Bilder einer Reise durch Zeit und Raum
Die Bilder erzählen von einer Reise, scheinen oftmals aus einem fahrenden Zug oder einem Auto aufgenommen zu sein. Sie zeigen Blicke auf Landschaften, die immer wieder durch kahle Äste im Vordergrund geprägt werden. Regelmäßig sind in die Bildfolge Porträts eingestreut. Offenkundig solche neueren Datums, die in Farbe fotografiert sind, aber auch solche, die aus alten Alben zu stammen scheinen.
Viele der alten Fotografien weisen Beschädigungen auf, die nicht wegretuschiert wurden, sondern den Objektcharakter dieser Abbildungen betonen, da sie quasi die Bildträger mitabbilden. Es fällt auf, dass diese Porträts aus vergangenen Zeiten nie auf einer Doppelseite mit den neu erstellten Porträts auftauchen. Die Seite dazwischen, die weißen Flächen lassen Raum für die konzentrierte Betrachtung der abgebildeten Personen und deuten zugleich auf den zeitlichen Abstand zwischen der Entstehung der Aufnahmen hin. Denn diese faszinierende Reise durch Zeit und Raum, welche das Buch dem Betrachter ermöglicht und auf ganz eigenwillige Weise visualisiert, erfolgt behutsam.
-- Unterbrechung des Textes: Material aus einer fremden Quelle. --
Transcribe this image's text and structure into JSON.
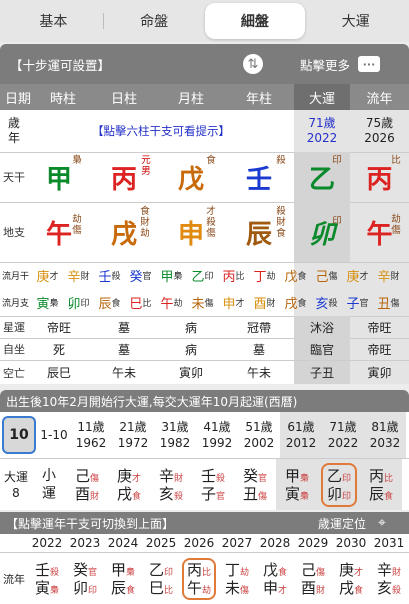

Trotz aller Sprünge, zeitlich vor und zurück oder auch geografisch in jeglicher Richtung (mehr als zwei nicht weiter erklärte Übersichtskarten, eine davon eine Zeichnung auf einem Notizblock, gibt es nicht zur räumlichen Orientierung), sucht Borissova selbst in den Bildern von aus dem Wasser ragenden Kirchtürmen nicht die Sensation.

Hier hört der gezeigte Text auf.